Search code examples
scalaapache-sparktuplesdataframelimit

Spark Scala 2.10 tuple limit


I have DataFrame with 66 columns to process (almost each column value needs to be changed someway) so I'm running following statement

    val result = data.map(row=> (
        modify(row.getString(row.fieldIndex("XX"))),
        (...)
        )
    )

till 66th column. Since scala in this version has limit to max tuple of 22 pairs I cannot perform this like that. Question is, is there any workaround for it? After all line operations I'm converting it to df with specific column names

   result.toDf("c1",...,"c66")
   result.storeAsTempTable("someFancyResult")

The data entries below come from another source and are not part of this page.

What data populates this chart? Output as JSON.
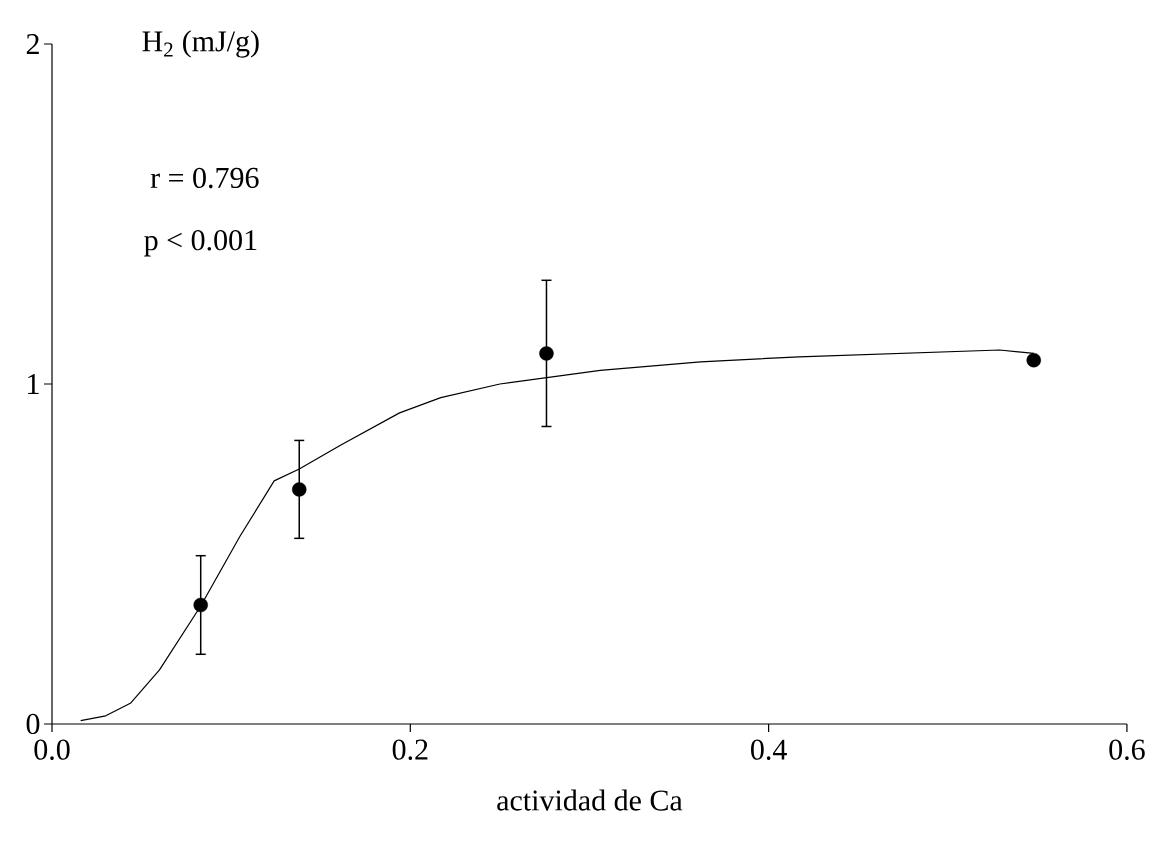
{
  "chart_data": {
    "type": "scatter",
    "ylabel": "H$_{2}$ (mJ/g)",
    "xlabel": "actividad de Ca",
    "annotations": [
      "r = 0.796",
      "p < 0.001"
    ],
    "xlim": [
      0,
      0.6
    ],
    "ylim": [
      0,
      2
    ],
    "xticks": [
      {
        "value": 0,
        "label": "0.0"
      },
      0.2,
      0.4,
      0.6
    ],
    "yticks": [
      0,
      1,
      2
    ],
    "grid": false,
    "series": [
      {
        "type": "scatter",
        "color": "#000000",
        "marker": "circle",
        "x": [
          0.083,
          0.138,
          0.276,
          0.548
        ],
        "values": [
          0.35,
          0.69,
          1.09,
          1.07
        ],
        "errors": [
          0.145,
          0.144,
          0.215,
          null
        ]
      },
      {
        "type": "line",
        "color": "#000000",
        "marker": "none",
        "line_style": "solid",
        "x": [
          0.016,
          0.03,
          0.044,
          0.06,
          0.083,
          0.105,
          0.124,
          0.138,
          0.161,
          0.194,
          0.217,
          0.25,
          0.306,
          0.362,
          0.417,
          0.473,
          0.529,
          0.548
        ],
        "values": [
          0.01,
          0.024,
          0.062,
          0.159,
          0.347,
          0.553,
          0.715,
          0.75,
          0.82,
          0.915,
          0.96,
          1.0,
          1.04,
          1.065,
          1.08,
          1.09,
          1.1,
          1.09
        ]
      }
    ]
  }
}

"modify" function is just an example to show my point


Solution

  • If all you do is modifying values from an existing DataFrame it is better to use an UDF instead of mapping over a RDD:

    import org.apache.spark.sql.functions.udf
    
    val modifyUdf = udf(modify)
    data.withColumn("c1", modifyUdf($"c1"))
    

    If for some reason above doesn't fit your needs the simplest thing you can do is to recreateDataFrame from a RDD[Row]. for example like this:

    import org.apache.spark.rdd.RDD
    import org.apache.spark.sql.Row
    import org.apache.spark.sql.types.{StructField, StructType, IntegerType}
    
    
    val result: RDD[Row] = data.map(row => {
      val buffer = ArrayBuffer.empty[Any]
    
      // Add value to buffer
      buffer.append(modify(row.getAs[String]("c1")))
    
      // ... repeat for other values
    
      // Build row
      Row.fromSeq(buffer)
    })
    
    // Create schema
    val schema = StructType(Seq(
      StructField("c1", StringType, false),
      // ...  
      StructField("c66", StringType, false)
    ))
    
    sqlContext.createDataFrame(result, schema)